By any definition, these incidents, accepting the premise they may have occurred, are cold cases, especially in view that the warm bodies involved are still among us, still vital, still relatively young, though the occurrence of these alleged incidents was at a time that the bodies were not just warm, but in the full flower of youth—which seems to have a fluid meaning and pertinence depending on whose opinion you ask about the allegations. Yet, given our penchant for deep interest in such cases – whence the course of justice, indeed? – there is a divide as to whether there should be any intensive effort to examine either case, but especially that of the first allegation involving the sexual assault of Dr. Ford at a prep school party, for further evidence or corroboration beyond that of the principals in this drama. Indeed, it’s clear that for the Republicans in the hearing room, and in Greater Washington DC, and in suburban Connecticut, and around the country, there has already been too much allowance, and the chance being given to Dr. Ford to submit herself to examination and inquiry (let us not call it interrogation, even though the Republican majority of the Senate Judiciary Committee insists that lawyers appointed by them be permitted to pose the questions to those testifying) is sufficient effort, energy and expense. And not because of the nature of the offense, but because of, well, that’s the question isn’t it?
If it were a Hollywood mogul, it’s easy. Guilty as charged. And if not guilty, though Mr. Harvey Weinstein, in fact, will have to face the court, so let’s consider, ahem, another example. Well, if it were a U.S. Senator or a member of the House of Representatives, either of whom will be up for re-election in short enough order, and either of whom could be made the focus of an ethics inquiry by the body on which they sit as a member (but why bother with such a nasty and un-collegial business, when a man’s honor can be invoked and he can be called upon, in private, to do the right thing?), he would do the honorable thing and simply step down, by way of tacit admission no matter what discrepant verbiage actually issues from his lips, which it inevitably will.

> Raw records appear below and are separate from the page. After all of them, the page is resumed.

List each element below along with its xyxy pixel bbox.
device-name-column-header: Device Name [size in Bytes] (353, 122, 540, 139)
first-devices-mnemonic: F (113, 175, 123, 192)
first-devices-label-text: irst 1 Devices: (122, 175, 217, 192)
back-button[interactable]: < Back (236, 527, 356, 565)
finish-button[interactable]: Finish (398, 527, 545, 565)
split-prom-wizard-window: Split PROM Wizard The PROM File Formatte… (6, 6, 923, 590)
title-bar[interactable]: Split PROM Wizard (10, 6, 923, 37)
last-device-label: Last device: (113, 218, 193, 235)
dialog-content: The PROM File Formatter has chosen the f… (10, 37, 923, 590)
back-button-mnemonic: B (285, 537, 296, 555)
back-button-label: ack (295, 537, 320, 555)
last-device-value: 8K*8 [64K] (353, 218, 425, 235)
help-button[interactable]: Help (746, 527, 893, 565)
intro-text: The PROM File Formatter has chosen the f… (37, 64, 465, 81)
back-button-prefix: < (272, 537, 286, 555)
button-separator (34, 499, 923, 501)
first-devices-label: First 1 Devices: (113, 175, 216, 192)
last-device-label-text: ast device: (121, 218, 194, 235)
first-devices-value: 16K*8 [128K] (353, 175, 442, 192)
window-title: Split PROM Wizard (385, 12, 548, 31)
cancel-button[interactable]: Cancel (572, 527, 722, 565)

But this is a sitting judge, who will have to suffer the bitter deprivations of continuing in his seat on the bench of one of the second highest courts of the entire nation, continuing to wield power and influence on the laws of the land, rather than assume an even higher agency holding a judicial position for life.
Is this a matter or justice? Is this a matter of life and limb? Nah. Apparently not, at worst it seems to be a matter of teenage hanky panky and indiscretion. It’s merely a matter of the reputation and word of a woman. How many times must we be taught what that’s worth, at least in certain arenas?